Lay-Mobilizer Impact – Part II
By Bill MacLeod
Last Month we be brought you the story of Jeff Reed (“Ordinary Lay-Mobilizer – Remarkable Impact”) who, with his wife, had started the “GO Group” which has been raising up and sending out college students from the Portland-Vancouver area since 2012. When they could not go on the field themselves, they took that burden/passion and channeled it into this mobilizing effort. The ‘push-back’ they received from spiritual realms included job loss; seasons of under-employment; the unexpected and tragic deaths of their parents, his brother, and eventually Jeff’s wife Lori – all within a span of six years. But how did these circumstances impact their two kids’ lives? Today, both Tim and Megan Reed are on the mission field. Megan is a missionary nurse serving with Wycliffe Bible Translators in Papua, Indonesia. This is her story…
Bill: How did you initially “hear” the Lord’s call on your life?
Megan: At seven years old I felt very strongly that God was calling me to be a medical missionary in Asia. I grew up in a very missional family and I think the strong focus on sharing the good news of Jesus no matter where you are had a significant impact on my life.
B: How did life’s hard situations impact you and your thinking and faith?
M: I once heard a sermon that said that God uses the hard things in our lives to mold us and to take our weak hearted, soft will to follow God and strengthen and harden it until you have an iron resolve to follow God regardless of the circumstances. The hardest situation came a mere five months after I finally left the USA for my first mission assignment. I got a call from my Dad to tell me that my Mom had been diagnosed with terminal cancer. I really wrestled with what to do. I had worked hard to get to the mission field and now I was contemplating going back to the USA only a few months into my first assignment. Hard experiences have helped me to draw closer to God, to realize just how little strength I have and how much I need to depend on God’s strength in order to do anything. God’s grace and perseverance deepened my faith because God is faithful, loving, gracious and good in the midst of, in spite of, and because of hard things. He wastes nothing.
B: Did your career choice (nursing) come out of your early family experiences?
M: I have always loved people, loved science, loved to help and to help others especially. I think these combined to motivate my career choice. That, and I always felt God called me to medical missions, I just later narrowed down the branch of medicine based on my personality and preferences.
B: What did you see in or learn from your parents during these formative years?

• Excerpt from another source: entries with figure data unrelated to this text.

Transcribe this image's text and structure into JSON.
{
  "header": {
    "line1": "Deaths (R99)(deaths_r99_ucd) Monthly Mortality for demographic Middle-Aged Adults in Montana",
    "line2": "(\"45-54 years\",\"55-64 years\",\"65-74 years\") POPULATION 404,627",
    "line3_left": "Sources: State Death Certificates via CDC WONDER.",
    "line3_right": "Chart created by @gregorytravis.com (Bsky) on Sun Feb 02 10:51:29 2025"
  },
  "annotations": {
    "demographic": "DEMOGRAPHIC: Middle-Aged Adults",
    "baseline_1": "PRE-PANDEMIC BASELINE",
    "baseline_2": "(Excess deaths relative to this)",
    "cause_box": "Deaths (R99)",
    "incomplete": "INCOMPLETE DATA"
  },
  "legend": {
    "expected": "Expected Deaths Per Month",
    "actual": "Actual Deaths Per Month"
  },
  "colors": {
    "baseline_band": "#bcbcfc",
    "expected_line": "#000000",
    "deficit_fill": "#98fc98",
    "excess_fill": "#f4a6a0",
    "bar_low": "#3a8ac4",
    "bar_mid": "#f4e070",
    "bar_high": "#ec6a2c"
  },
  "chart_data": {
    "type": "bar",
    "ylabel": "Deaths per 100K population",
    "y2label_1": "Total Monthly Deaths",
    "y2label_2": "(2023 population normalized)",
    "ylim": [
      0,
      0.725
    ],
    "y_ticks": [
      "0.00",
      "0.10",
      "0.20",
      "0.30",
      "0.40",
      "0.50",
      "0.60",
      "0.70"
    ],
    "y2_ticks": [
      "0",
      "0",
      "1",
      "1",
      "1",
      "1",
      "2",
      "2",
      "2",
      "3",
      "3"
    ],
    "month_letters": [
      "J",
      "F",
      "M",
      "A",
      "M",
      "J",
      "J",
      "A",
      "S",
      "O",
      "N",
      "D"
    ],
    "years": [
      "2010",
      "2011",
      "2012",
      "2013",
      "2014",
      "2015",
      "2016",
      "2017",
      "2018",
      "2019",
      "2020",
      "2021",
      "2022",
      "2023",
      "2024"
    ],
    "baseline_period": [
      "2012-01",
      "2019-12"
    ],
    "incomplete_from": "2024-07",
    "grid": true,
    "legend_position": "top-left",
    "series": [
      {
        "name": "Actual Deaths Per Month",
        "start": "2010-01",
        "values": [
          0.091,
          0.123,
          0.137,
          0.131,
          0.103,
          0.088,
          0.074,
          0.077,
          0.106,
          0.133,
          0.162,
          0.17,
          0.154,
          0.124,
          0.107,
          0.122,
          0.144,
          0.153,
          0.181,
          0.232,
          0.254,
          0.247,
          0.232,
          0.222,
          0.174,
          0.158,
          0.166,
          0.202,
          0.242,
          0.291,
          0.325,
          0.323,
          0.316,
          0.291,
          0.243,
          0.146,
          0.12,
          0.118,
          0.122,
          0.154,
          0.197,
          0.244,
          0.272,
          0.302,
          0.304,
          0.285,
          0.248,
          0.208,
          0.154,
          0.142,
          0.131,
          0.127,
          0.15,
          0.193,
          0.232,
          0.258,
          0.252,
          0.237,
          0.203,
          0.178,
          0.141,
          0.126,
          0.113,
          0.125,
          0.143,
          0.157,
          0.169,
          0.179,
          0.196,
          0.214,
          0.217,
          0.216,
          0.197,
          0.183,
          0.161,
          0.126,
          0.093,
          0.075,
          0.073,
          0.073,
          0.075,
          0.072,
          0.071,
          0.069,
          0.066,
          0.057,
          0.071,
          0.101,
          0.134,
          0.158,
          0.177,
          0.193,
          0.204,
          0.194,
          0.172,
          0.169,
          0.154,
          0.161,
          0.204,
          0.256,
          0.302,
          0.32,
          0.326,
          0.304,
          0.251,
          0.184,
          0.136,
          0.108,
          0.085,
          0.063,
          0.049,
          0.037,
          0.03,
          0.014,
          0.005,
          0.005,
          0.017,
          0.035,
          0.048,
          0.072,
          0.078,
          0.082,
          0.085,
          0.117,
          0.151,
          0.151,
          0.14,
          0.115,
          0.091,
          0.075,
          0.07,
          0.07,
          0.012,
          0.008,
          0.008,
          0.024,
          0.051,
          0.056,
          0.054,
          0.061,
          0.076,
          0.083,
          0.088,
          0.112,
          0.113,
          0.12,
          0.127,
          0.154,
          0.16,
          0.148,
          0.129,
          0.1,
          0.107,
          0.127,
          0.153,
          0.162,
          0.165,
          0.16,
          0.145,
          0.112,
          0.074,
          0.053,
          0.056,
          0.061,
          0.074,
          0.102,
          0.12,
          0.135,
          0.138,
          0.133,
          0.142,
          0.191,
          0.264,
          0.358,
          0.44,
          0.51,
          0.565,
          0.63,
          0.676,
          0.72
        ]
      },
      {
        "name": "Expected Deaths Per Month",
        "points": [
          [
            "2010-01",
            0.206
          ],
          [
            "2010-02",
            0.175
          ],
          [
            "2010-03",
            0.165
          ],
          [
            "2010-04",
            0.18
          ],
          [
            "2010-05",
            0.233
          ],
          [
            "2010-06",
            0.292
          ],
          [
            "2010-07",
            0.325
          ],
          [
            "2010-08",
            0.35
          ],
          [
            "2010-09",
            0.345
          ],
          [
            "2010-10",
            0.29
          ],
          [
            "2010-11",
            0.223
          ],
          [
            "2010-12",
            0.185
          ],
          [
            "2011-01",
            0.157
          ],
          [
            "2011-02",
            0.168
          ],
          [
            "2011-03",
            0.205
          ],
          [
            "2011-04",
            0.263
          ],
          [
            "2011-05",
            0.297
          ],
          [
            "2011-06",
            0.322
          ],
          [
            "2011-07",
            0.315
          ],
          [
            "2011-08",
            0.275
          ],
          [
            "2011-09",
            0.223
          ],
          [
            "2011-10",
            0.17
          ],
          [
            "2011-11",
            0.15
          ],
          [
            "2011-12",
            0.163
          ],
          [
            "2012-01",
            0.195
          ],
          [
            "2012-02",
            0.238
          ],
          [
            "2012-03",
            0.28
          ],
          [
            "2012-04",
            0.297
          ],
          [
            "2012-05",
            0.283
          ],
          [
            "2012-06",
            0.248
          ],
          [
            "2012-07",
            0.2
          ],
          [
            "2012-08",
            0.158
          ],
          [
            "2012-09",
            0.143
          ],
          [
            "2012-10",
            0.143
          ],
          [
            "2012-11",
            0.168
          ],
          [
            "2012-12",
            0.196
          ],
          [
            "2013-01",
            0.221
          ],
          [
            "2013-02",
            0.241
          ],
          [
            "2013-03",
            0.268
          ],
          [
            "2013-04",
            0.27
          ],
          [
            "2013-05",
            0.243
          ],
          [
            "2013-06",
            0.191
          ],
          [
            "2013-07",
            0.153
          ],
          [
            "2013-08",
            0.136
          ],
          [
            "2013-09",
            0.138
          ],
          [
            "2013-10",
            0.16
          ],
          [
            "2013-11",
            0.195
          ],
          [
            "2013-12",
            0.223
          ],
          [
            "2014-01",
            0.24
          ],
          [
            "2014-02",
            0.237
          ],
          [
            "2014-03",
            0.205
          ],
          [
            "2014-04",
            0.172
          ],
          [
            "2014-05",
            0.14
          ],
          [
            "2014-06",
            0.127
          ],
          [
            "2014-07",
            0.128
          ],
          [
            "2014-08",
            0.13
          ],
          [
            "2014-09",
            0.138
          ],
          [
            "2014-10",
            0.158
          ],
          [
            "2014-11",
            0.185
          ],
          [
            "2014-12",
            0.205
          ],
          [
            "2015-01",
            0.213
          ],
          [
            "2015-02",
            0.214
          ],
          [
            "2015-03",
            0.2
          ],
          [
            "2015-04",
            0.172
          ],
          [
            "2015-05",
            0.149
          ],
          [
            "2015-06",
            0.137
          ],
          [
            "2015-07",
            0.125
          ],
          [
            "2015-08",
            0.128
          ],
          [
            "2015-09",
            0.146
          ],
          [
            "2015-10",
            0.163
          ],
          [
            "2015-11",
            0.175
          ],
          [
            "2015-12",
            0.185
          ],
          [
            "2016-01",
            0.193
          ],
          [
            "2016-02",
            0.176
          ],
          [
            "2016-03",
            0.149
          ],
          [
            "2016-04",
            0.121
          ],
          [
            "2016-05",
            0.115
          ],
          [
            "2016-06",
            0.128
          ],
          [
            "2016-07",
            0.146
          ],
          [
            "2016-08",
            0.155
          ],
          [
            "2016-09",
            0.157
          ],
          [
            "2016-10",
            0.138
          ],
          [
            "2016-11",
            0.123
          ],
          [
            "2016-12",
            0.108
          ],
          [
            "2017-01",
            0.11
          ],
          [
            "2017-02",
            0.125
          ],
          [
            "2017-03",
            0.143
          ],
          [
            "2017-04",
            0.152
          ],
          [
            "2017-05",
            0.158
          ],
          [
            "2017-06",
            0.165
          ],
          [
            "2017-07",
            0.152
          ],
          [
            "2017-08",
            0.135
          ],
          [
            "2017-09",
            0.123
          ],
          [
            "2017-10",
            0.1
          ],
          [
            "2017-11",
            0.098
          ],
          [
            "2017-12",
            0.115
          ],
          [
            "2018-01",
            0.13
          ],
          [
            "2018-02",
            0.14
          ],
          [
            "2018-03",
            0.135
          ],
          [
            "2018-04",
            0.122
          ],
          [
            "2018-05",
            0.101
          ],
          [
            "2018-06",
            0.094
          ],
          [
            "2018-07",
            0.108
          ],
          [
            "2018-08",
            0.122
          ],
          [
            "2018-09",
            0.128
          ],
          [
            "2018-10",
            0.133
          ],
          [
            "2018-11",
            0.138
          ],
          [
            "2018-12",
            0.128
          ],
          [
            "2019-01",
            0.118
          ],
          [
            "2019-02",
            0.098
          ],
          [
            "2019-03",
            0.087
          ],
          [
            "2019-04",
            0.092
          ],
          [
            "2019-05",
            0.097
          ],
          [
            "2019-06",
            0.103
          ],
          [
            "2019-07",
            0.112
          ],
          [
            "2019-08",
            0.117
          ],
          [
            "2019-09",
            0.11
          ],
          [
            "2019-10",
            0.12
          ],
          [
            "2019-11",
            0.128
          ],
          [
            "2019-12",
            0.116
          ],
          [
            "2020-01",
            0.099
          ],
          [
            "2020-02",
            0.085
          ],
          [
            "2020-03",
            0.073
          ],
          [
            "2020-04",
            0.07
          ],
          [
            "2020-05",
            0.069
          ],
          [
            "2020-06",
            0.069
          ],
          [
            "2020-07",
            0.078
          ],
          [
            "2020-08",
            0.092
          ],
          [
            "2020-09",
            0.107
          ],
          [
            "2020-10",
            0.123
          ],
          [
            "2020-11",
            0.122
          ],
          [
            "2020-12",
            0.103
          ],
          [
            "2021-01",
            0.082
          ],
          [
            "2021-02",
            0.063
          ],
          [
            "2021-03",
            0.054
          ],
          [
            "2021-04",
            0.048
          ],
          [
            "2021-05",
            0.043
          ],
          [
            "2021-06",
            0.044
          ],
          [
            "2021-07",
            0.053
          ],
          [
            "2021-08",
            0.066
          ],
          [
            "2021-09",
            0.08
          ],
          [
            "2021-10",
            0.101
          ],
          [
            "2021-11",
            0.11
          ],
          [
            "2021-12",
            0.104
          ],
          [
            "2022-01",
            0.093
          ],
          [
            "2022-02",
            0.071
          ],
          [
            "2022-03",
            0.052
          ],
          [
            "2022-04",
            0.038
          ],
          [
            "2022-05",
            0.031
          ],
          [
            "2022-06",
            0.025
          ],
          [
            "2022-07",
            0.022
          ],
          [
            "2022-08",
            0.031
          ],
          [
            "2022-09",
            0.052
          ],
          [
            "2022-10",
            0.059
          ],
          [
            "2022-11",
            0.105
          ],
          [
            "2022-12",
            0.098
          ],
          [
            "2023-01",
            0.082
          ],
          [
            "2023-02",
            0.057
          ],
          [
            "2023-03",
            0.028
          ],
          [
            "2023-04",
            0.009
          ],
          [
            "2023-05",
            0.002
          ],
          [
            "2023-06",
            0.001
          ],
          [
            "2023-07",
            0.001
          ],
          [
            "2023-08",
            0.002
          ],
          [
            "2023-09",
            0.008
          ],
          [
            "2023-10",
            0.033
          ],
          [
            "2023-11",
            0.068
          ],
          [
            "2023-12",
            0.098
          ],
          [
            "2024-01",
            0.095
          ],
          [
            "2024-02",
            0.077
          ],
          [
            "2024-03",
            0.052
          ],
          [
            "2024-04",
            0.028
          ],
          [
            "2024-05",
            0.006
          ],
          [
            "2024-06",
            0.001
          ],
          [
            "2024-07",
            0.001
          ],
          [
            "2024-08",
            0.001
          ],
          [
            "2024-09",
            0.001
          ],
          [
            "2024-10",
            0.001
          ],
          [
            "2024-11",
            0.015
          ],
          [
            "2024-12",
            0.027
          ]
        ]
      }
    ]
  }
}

M: Humility, perseverance, prioritization of a walk with God and sharing the good news about Jesus no matter where you are and no matter what your “job” is. I saw deep love for God in their lives and an intentionality about keeping their faith integrated with their life.
B: Was the vision always clear for you, or did you doubt His direction during any of the time growing up, etc.?
M: God’s call on my life was always clear and always like a fire shut up in my bones. I did go through a season where I was going through the motions of Christianity, but I wasn’t really walking with God. God used and redeemed that and has used it many times to help me to share the good news with people who have grown up religious but have never had a real walk with God. They can relate to my story.
B: How did your Mom’s passing impact your trajectory in the past, present, and looking to the future?
M: My Mom’s passing both did and did not have a profound impact on my overall trajectory. I actually struggled quite a bit in the decision to come back from the mission field after only being overseas for 5 months. I had worked for almost 20 years to get to the mission field and now I had to go back. However, her death has opened up doors of relationship because those I serve have suffered a lot of loss, especially of close loved ones, and it gives a common bond and a common platform. It has given me more compassion but also more drive to share the gospel with a more concrete reality of the fragility and brevity of life.
B: Do you have any advice for others who may be wrestling with God’s call to missions on their lives?
M: If you are wrestling with God’s call to missions on your life, I would say this: learn to be more impressed with your God than your circumstances. God will guide you, but first you must really know him, not about him, and you must know his Word. Out of this will flow so many things you need, to follow his call on your life. It will help you stay grounded in sound theology in times of suffering and testing, it will help you survive and thrive in the hard and dry seasons, and it will help you return to the right source – Christ – when you are overwhelmed. God is faithful to guide. All you must do is intentionally walk with him and he will guide your footsteps. One of my favorite verses is, “In his heart a man plans his course, but the Lord directs his steps.” If you don’t quit, you can’t fail. Put the boat in the water, God will shut doors, but he will also get you through hard times.